FTC economist Patrick DeGraba said that a particular form of arguable discrimination, traffic shaping, doesn't rise to a level of anticompetitive concern unless the broadband carriers are deemed to have market power. "If there is market power, then the kind of traffic management becomes an issue."
But Cowen & Co. Chief Technology Strategist was more blunt. "I have a hard time believing that [carrier discrimination] would be in the best interests of consumers."
I don't think Hazlett has a strong case here. Discrimination at the application layer, which is essentially what happened when AOL built in Google to its search pages, is very different in effect than discrimination at the network level. We expect our interfaces to be customized; to favor one application over another. We expect the network to deliver content without regard to its source. So there are stronger free speech concerns in network discrimination.
Still, the deal with AOL is an important and often forgotten part of the story of Google's success. I think it has historical importance and explains much about Google. But it does not necessarily have a place in current network neutrality debates.




Comments (1)
The AOL case illustrates why the concept of non-discrimination is an unachievable absurdity. Discrimination is unavoidable in any case.
In a non-government regulated market, the various participants will discriminate among themselves. In a government-regulated scheme, such as net-neutrality, political actors influenced by their financial backers will discriminate by legislative or judicial fiat.

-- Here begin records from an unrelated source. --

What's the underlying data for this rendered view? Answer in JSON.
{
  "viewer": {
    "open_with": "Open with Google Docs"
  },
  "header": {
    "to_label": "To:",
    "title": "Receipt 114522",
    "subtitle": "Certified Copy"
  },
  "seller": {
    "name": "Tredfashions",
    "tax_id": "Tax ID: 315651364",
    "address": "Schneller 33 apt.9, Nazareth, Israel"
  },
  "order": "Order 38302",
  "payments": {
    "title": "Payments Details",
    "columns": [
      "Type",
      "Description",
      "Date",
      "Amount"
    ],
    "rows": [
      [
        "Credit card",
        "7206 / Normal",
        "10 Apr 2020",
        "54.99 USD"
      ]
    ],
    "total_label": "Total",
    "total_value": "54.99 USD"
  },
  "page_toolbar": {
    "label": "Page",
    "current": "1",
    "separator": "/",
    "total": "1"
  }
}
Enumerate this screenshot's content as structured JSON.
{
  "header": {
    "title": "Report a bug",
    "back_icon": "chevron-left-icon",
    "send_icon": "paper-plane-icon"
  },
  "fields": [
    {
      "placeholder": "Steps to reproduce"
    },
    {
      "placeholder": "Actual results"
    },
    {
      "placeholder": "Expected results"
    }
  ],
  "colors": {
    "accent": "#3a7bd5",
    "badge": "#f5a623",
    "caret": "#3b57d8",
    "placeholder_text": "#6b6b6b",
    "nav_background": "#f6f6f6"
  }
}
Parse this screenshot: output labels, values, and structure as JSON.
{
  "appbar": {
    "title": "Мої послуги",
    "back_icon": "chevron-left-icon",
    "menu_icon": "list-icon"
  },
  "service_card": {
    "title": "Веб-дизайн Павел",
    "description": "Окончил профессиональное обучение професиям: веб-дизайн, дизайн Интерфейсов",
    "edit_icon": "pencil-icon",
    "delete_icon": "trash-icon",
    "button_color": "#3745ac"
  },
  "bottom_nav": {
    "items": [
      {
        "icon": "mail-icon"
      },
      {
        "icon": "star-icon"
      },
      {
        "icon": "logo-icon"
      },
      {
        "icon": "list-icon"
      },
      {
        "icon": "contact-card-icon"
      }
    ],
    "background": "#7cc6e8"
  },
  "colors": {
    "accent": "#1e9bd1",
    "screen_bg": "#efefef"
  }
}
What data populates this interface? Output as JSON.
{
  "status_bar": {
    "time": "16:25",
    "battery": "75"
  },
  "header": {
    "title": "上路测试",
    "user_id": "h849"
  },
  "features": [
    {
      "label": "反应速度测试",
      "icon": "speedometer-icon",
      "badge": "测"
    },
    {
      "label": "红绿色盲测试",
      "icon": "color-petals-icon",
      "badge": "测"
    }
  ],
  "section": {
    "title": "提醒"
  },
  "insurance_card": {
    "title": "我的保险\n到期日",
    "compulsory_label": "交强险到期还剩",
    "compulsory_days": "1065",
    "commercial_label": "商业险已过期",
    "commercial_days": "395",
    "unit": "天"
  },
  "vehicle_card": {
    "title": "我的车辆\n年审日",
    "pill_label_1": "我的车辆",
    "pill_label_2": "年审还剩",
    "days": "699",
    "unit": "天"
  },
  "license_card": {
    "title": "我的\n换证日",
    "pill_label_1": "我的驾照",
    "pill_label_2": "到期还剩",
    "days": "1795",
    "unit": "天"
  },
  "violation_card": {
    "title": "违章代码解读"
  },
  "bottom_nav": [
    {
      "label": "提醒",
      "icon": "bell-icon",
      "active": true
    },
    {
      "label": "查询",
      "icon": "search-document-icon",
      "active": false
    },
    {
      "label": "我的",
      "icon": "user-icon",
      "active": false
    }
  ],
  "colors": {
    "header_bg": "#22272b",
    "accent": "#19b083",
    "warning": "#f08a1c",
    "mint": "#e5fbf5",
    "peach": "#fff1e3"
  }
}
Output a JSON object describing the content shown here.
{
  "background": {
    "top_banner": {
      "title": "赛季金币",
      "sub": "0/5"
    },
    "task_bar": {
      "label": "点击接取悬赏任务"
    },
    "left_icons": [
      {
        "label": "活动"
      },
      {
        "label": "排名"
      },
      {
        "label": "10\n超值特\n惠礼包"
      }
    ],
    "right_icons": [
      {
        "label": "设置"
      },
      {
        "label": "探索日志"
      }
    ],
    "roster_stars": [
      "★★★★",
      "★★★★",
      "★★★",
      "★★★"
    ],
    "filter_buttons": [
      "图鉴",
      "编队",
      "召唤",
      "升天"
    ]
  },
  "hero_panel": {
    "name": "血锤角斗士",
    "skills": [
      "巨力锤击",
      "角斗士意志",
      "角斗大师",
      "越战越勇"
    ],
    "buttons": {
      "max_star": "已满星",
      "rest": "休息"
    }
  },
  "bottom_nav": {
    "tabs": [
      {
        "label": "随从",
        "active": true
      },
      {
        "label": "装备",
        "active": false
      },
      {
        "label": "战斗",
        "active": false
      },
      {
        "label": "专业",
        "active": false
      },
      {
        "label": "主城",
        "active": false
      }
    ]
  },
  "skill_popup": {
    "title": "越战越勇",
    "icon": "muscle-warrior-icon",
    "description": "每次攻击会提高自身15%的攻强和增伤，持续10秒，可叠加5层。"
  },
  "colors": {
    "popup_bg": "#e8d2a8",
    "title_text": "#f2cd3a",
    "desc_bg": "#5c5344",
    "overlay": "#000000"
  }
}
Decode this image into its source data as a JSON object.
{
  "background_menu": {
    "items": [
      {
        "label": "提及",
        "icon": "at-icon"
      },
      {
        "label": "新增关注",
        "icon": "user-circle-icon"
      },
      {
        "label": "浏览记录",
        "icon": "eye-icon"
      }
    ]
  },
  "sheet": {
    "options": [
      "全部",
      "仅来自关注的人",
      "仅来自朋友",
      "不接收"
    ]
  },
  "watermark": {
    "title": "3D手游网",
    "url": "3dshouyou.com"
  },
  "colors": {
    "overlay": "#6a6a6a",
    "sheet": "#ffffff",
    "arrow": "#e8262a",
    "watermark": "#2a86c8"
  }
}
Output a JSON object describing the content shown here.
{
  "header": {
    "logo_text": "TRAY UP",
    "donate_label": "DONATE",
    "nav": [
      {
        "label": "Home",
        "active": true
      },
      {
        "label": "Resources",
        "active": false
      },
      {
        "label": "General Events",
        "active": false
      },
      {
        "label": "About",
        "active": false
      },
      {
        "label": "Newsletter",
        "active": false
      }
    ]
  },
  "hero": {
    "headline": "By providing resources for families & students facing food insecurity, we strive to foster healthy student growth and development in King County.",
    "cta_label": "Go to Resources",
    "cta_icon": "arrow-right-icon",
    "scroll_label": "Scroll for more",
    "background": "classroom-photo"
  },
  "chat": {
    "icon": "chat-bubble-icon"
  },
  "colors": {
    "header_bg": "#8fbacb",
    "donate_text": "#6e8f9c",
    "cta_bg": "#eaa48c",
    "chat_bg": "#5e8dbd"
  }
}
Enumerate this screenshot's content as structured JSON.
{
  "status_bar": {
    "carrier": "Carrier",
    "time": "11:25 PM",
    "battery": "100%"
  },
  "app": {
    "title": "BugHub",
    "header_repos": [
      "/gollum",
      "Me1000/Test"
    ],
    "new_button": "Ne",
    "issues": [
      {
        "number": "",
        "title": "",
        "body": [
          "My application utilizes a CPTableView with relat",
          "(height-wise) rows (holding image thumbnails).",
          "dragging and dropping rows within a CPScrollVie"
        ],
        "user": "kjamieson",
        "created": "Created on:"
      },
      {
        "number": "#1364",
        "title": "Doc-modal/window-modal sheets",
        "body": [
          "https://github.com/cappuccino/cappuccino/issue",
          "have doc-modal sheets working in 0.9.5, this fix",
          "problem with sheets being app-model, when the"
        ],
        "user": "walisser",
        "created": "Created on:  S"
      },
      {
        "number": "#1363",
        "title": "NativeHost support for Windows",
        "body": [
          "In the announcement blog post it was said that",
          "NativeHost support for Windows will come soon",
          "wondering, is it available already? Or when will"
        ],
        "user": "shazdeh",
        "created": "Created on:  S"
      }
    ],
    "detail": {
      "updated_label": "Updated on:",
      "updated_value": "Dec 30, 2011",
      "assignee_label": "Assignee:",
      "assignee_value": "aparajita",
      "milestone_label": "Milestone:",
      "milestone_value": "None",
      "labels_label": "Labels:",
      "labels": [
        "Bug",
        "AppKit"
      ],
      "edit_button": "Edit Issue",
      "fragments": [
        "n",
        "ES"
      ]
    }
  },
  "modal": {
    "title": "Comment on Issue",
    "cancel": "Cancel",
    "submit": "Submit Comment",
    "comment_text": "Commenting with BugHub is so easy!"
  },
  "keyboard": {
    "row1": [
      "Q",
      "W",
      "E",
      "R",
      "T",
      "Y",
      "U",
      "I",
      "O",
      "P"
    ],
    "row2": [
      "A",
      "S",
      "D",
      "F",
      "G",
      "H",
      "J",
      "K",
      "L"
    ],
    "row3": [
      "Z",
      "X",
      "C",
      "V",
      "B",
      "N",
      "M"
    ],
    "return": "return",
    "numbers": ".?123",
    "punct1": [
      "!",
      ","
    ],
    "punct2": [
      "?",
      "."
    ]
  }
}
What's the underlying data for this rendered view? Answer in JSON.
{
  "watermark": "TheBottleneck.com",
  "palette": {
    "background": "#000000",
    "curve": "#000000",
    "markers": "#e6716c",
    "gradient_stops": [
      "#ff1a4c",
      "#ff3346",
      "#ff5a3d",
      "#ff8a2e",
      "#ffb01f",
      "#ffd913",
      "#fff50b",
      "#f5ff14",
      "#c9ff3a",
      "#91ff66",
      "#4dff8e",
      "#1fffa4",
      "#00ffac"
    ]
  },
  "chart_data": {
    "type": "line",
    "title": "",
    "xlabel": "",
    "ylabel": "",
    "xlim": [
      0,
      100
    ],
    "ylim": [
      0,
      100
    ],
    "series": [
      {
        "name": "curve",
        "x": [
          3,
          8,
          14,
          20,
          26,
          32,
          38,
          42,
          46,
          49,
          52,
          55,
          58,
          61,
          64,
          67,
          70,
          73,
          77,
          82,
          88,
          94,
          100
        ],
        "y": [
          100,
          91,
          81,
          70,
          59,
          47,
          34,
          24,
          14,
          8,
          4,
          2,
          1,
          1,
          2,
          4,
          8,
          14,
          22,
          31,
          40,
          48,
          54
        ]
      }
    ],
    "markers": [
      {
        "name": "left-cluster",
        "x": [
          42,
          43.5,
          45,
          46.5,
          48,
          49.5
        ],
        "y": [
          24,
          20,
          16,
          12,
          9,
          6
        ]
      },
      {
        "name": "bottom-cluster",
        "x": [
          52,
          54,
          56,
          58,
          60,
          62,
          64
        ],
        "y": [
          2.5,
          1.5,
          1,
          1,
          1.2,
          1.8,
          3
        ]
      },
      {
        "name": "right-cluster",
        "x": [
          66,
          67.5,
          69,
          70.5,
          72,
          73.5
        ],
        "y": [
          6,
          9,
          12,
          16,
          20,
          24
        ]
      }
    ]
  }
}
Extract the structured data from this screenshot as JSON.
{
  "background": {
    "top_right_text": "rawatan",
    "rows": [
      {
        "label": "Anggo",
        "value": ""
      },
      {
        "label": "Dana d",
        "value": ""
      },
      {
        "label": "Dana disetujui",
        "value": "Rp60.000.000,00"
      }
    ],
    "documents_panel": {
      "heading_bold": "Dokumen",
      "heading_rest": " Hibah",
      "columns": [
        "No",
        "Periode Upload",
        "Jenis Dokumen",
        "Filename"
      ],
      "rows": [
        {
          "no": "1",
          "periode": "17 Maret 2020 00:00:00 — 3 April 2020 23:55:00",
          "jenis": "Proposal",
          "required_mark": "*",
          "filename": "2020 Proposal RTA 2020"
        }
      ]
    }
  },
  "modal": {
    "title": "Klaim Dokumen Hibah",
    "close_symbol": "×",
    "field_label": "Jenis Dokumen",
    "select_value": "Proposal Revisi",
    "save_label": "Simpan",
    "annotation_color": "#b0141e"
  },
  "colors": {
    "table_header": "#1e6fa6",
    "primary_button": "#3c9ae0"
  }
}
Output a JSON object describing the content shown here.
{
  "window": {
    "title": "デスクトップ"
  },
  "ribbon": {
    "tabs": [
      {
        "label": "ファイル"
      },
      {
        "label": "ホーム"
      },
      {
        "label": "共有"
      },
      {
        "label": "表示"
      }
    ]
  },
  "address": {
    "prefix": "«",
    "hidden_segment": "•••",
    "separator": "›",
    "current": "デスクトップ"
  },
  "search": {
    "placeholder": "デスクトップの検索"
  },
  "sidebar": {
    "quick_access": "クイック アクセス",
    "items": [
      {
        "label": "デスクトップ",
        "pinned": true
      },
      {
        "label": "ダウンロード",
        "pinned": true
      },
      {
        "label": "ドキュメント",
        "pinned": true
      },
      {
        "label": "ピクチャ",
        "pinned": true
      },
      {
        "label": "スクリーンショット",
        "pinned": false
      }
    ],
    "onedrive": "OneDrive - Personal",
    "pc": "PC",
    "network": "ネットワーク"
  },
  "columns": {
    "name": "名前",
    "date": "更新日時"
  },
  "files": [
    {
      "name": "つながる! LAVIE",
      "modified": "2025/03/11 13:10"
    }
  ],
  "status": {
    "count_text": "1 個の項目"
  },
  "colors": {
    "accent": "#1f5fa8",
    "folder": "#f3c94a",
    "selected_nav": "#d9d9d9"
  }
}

It boils down to how you want your discrimination served: do you want it determined by market actors, not just producers but also consumers, making the decisions; or do you prefer a coercive, government-imposed discrimination?
I use the word coercive because that is the most important difference. In an un-regulated scheme you can opt out, by refusing to play and/or refusing to pay. In a regulated scheme you don't necessarily have to play but you have to obey and you have to pay for the expense of enforcement whether you agree with the rules being enforced or not.